OASIS Mailing List ArchivesView the OASIS mailing list archive below
or browse/search using MarkMail.

 


Help: OASIS Mailing Lists Help | MarkMail Help

[Date Prev][Date Next][Thread Prev][Thread Next][Date Index][Thread Index]

RE: [Xml-bin] RE: Another binary XML approach



I'll finally chime, in on this issue, since it seems to have fallen down
to a question of how worthwhile binary/tokenized XML really is.

>avoid reinventing the wheel

Reinventing the Wheel, is always an issue, but there is a time and a
place.  Why XML at all since you could just use SGML?  To steal from Tim
Bray's recent hit/miss presentation; one good reason to reinvent is to
adjust an existing standard to better 'hit' the 80% that matters. 

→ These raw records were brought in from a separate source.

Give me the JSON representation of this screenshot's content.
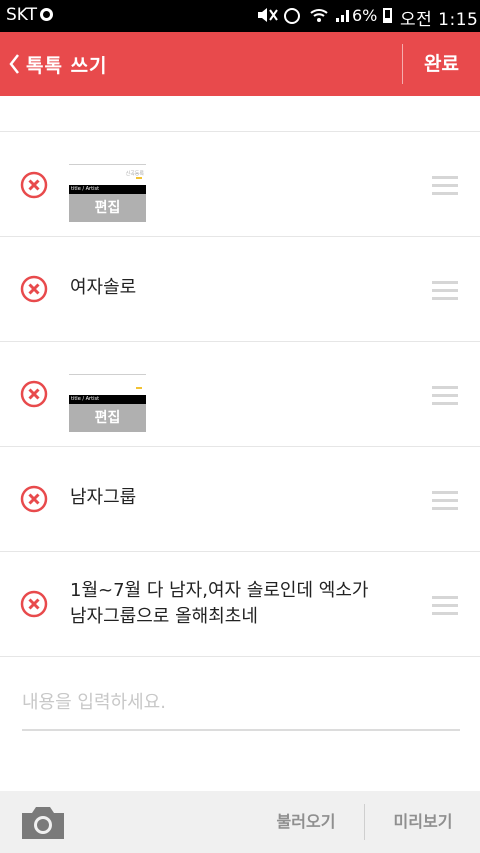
{
  "status_bar": {
    "carrier": "SKT",
    "battery_percent": "6%",
    "time": "오전 1:15",
    "icons": [
      "mute-icon",
      "alarm-icon",
      "wifi-icon",
      "signal-icon",
      "battery-icon"
    ]
  },
  "header": {
    "title": "톡톡 쓰기",
    "done_label": "완료",
    "background_color": "#e84a4c"
  },
  "items": [
    {
      "type": "image",
      "edit_label": "편집",
      "thumb_title": "title / Artist",
      "thumb_badge": "신곡등록"
    },
    {
      "type": "text",
      "text": "여자솔로"
    },
    {
      "type": "image",
      "edit_label": "편집",
      "thumb_title": "title / Artist"
    },
    {
      "type": "text",
      "text": "남자그룹"
    },
    {
      "type": "text",
      "text": "1월~7월 다 남자,여자 솔로인데 엑소가\n남자그룹으로 올해최초네"
    }
  ],
  "input": {
    "placeholder": "내용을 입력하세요."
  },
  "bottom_bar": {
    "load_label": "불러오기",
    "preview_label": "미리보기",
    "camera_icon": "camera-icon"
  }
}
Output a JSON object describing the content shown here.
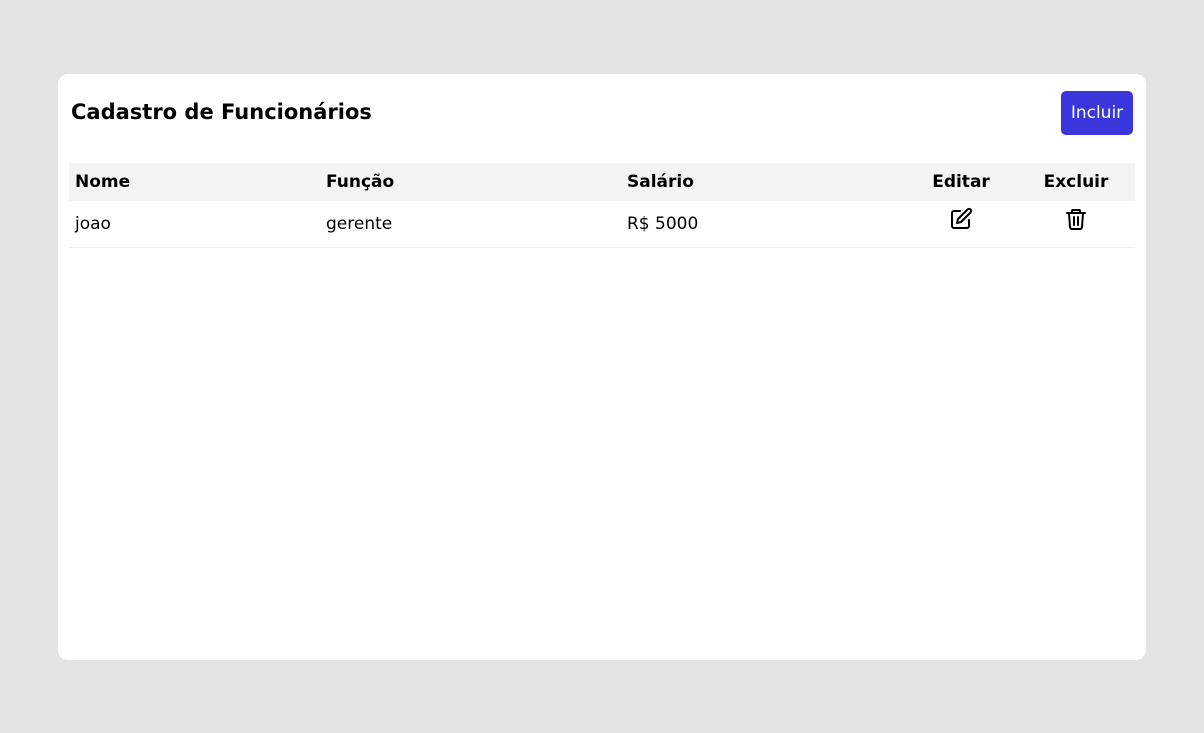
{
  "page": {
    "title": "Cadastro de Funcionários",
    "add_label": "Incluir"
  },
  "table": {
    "headers": [
      "Nome",
      "Função",
      "Salário",
      "Editar",
      "Excluir"
    ],
    "rows": [
      {
        "nome": "joao",
        "funcao": "gerente",
        "salario": "R$ 5000"
      }
    ]
  },
  "icons": {
    "edit": "edit-icon",
    "delete": "trash-icon"
  },
  "colors": {
    "accent": "#3a36db",
    "background": "#e4e4e4",
    "header_row": "#f4f4f4"
  }
}
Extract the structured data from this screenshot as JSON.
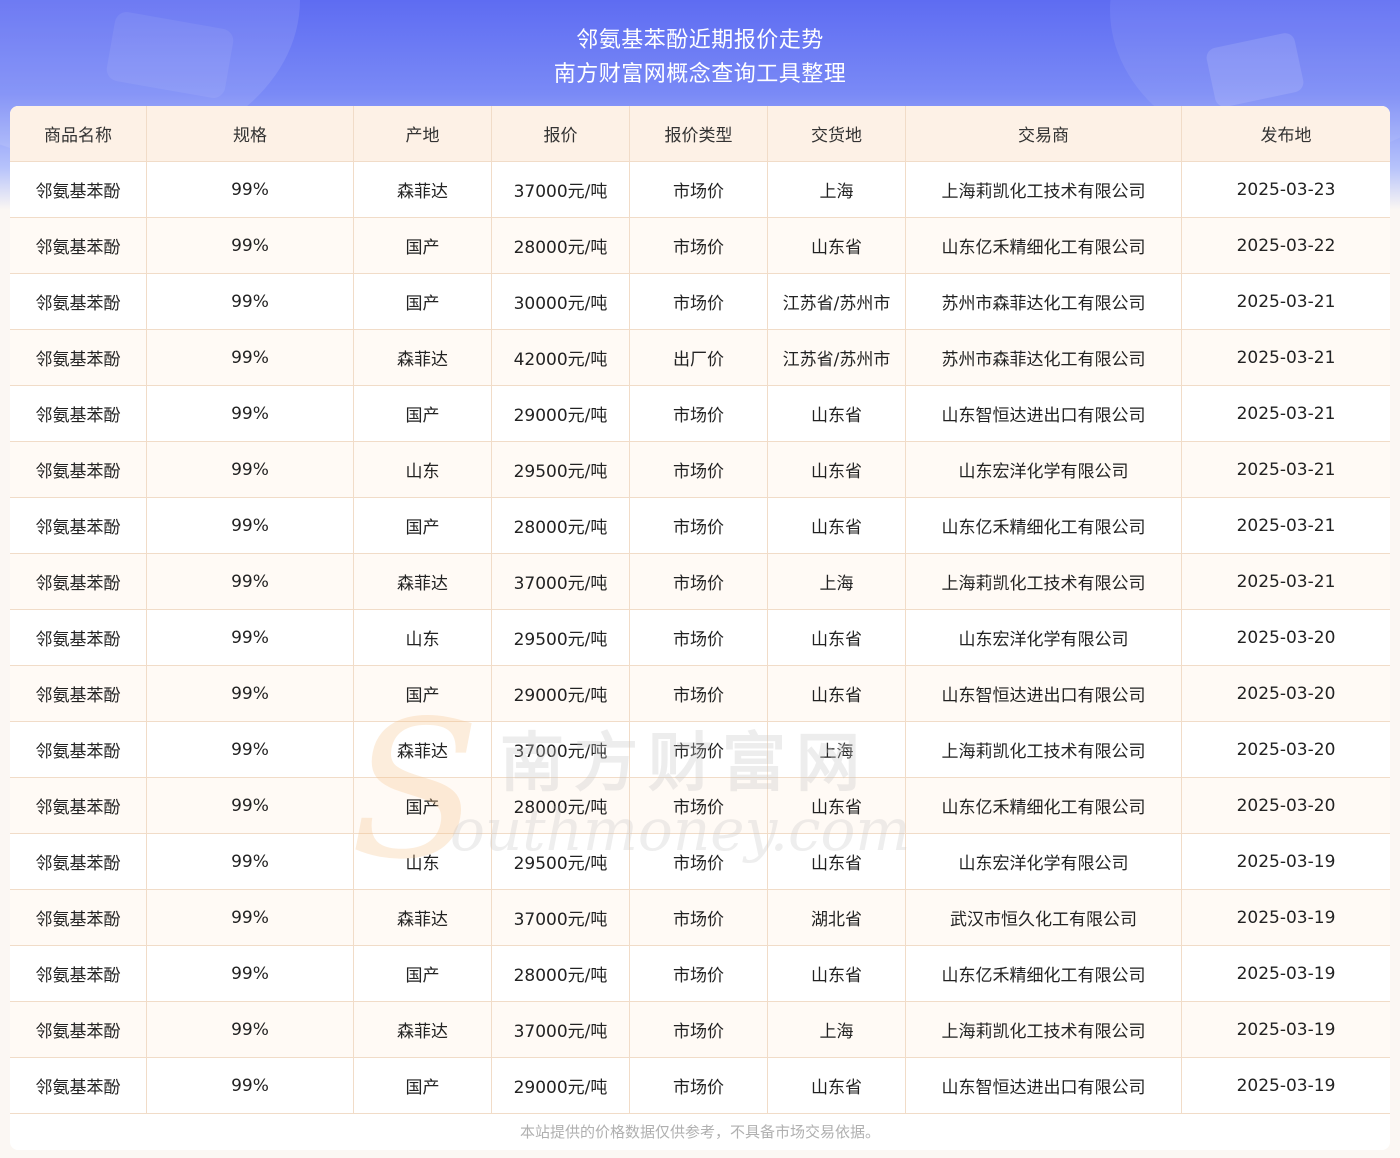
{
  "header": {
    "title_line1": "邻氨基苯酚近期报价走势",
    "title_line2": "南方财富网概念查询工具整理"
  },
  "table": {
    "columns": [
      "商品名称",
      "规格",
      "产地",
      "报价",
      "报价类型",
      "交货地",
      "交易商",
      "发布地"
    ],
    "rows": [
      [
        "邻氨基苯酚",
        "99%",
        "森菲达",
        "37000元/吨",
        "市场价",
        "上海",
        "上海莉凯化工技术有限公司",
        "2025-03-23"
      ],
      [
        "邻氨基苯酚",
        "99%",
        "国产",
        "28000元/吨",
        "市场价",
        "山东省",
        "山东亿禾精细化工有限公司",
        "2025-03-22"
      ],
      [
        "邻氨基苯酚",
        "99%",
        "国产",
        "30000元/吨",
        "市场价",
        "江苏省/苏州市",
        "苏州市森菲达化工有限公司",
        "2025-03-21"
      ],
      [
        "邻氨基苯酚",
        "99%",
        "森菲达",
        "42000元/吨",
        "出厂价",
        "江苏省/苏州市",
        "苏州市森菲达化工有限公司",
        "2025-03-21"
      ],
      [
        "邻氨基苯酚",
        "99%",
        "国产",
        "29000元/吨",
        "市场价",
        "山东省",
        "山东智恒达进出口有限公司",
        "2025-03-21"
      ],
      [
        "邻氨基苯酚",
        "99%",
        "山东",
        "29500元/吨",
        "市场价",
        "山东省",
        "山东宏洋化学有限公司",
        "2025-03-21"
      ],
      [
        "邻氨基苯酚",
        "99%",
        "国产",
        "28000元/吨",
        "市场价",
        "山东省",
        "山东亿禾精细化工有限公司",
        "2025-03-21"
      ],
      [
        "邻氨基苯酚",
        "99%",
        "森菲达",
        "37000元/吨",
        "市场价",
        "上海",
        "上海莉凯化工技术有限公司",
        "2025-03-21"
      ],
      [
        "邻氨基苯酚",
        "99%",
        "山东",
        "29500元/吨",
        "市场价",
        "山东省",
        "山东宏洋化学有限公司",
        "2025-03-20"
      ],
      [
        "邻氨基苯酚",
        "99%",
        "国产",
        "29000元/吨",
        "市场价",
        "山东省",
        "山东智恒达进出口有限公司",
        "2025-03-20"
      ],
      [
        "邻氨基苯酚",
        "99%",
        "森菲达",
        "37000元/吨",
        "市场价",
        "上海",
        "上海莉凯化工技术有限公司",
        "2025-03-20"
      ],
      [
        "邻氨基苯酚",
        "99%",
        "国产",
        "28000元/吨",
        "市场价",
        "山东省",
        "山东亿禾精细化工有限公司",
        "2025-03-20"
      ],
      [
        "邻氨基苯酚",
        "99%",
        "山东",
        "29500元/吨",
        "市场价",
        "山东省",
        "山东宏洋化学有限公司",
        "2025-03-19"
      ],
      [
        "邻氨基苯酚",
        "99%",
        "森菲达",
        "37000元/吨",
        "市场价",
        "湖北省",
        "武汉市恒久化工有限公司",
        "2025-03-19"
      ],
      [
        "邻氨基苯酚",
        "99%",
        "国产",
        "28000元/吨",
        "市场价",
        "山东省",
        "山东亿禾精细化工有限公司",
        "2025-03-19"
      ],
      [
        "邻氨基苯酚",
        "99%",
        "森菲达",
        "37000元/吨",
        "市场价",
        "上海",
        "上海莉凯化工技术有限公司",
        "2025-03-19"
      ],
      [
        "邻氨基苯酚",
        "99%",
        "国产",
        "29000元/吨",
        "市场价",
        "山东省",
        "山东智恒达进出口有限公司",
        "2025-03-19"
      ]
    ]
  },
  "footer": {
    "disclaimer": "本站提供的价格数据仅供参考，不具备市场交易依据。"
  },
  "watermark": {
    "cn": "南方财富网",
    "en": "outhmoney.com",
    "mark": "S"
  }
}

>embedded devices, high-volume transactions, efficiency, compression
ratio,

I'll rephrase this in a form that includes more quantifiable items:
- parser size/complexity
- parse time
- file-size

In a prototype of a tokenized XML format, these results came out to
approximately
- parser size/complexity	roughly 10:2
- parse time			roughly 10:1
- file-size			-10%

There was no compression in the new format.  The original file was
ASCII, and the 'binary' form was UTF-8, so these numbers are optimistic
for non-Anglo centric documents.  I also had a version which used
UTF-16, which was faster (15:1), but produced larger documents (+60%).
These numbers are _very_ compelling, and I think are enough to warrant
serious investigation, and possible standardization.  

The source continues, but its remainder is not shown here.